Biblioteca Virtual en Salud

Objective:

To explore the clinical features and diagnosis methods of atypical chronic myeloid leukemia (aCML).

Methods:

The clinical data, bone marrow morphology, immunology, genetics and molecular biology characteristics of a young aCML patient in Nan'an Branch of the Second People's Hospital of Yibin City in Sichuan Province were analyzed.

Results:

The bone marrow smear showed that 0.875 of the granulocyte system showed obvious proliferation, accompanied by significant dysplasia and immature granulocytosis; blasts accounted for 0.170, and the intracytoplasmic granules of mature granulocytes were significantly increased and thickened. Bone marrow puncture biopsy showed bone marrow hyperplasia was extremely active, immature granulocytes were increased, and reticular fiber was extensively proliferated (marrow fibrosis grade 2-3); biopsy pathology results of left inguinal lymph node showed lymph node structure was destroyed, megakaryocytes and immature granulocytes could be seen in the background of histiocytes, in line with the marrow external hematopoiesis; bone marrow flow cytometry immunophenotype showed granulocyte population accounted for 81.6% of nuclear cells, abnormal expression of CD56 and CD14dim, abnormal growth pattern of granulocyte system; 30 common fusion genes in leukemia screening were negative. Polymerase chain reaction (PCR) method showed BCR-ABL1 fusion gene p210 type, BCR-ABL1 fusion gene p190 type, BCR-ABL1 fusion gene p230 type, CALR gene exon 9, JAK2 gene V617F mutation were all negative. Sanger sequencing showed MPL-W515 gene mutation, CSF3R gene exons 14 and 17, BRAF gene mutation, SRSF2 were all negative. Second-generation sequencing showed ASXL1 gene mutation was positive, NM_015338.5 c.2077C>T (p.R693*) and mutation frequency was 47.7%; U2AF1 gene mutation was positive NM_006758.2 c.101C>A (p.S34V) and mutation frequency was 51%; PDGFRA, PDGFRB, SETBP1, SF3B1, STAT3, STAT5B were all negative.

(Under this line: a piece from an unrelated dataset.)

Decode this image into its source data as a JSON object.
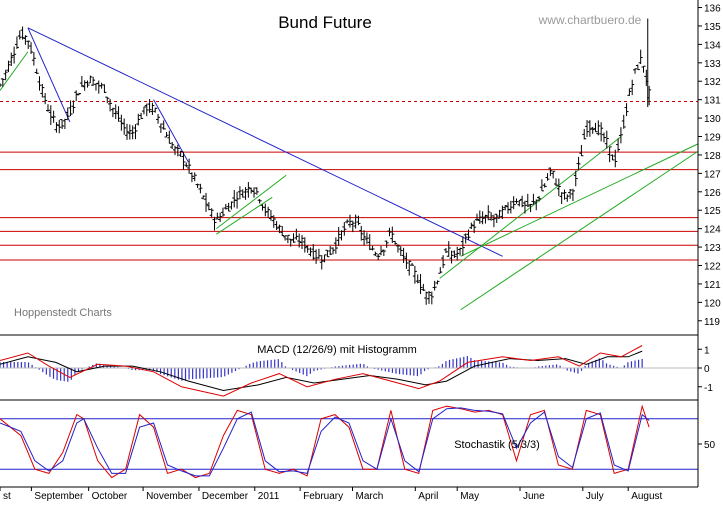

Karyotype analysis showed 47, XX, add(5)(q33), +8, -10, +mar[8]. The integrated examination was diagnosed as aCML with negative BCR-ABL1.

Conclusions:

The diagnosis of aCML with negative BCR-ABL1 depends on the comprehensive diagnosis of morphology, immunology, genetics and molecular biology. Second-generation sequencing is particularly important in the differential diagnosis and targeted drug therapy. Early diagnosis and treatment of young patients is extremely challenging and should be paid more attention for clinicians.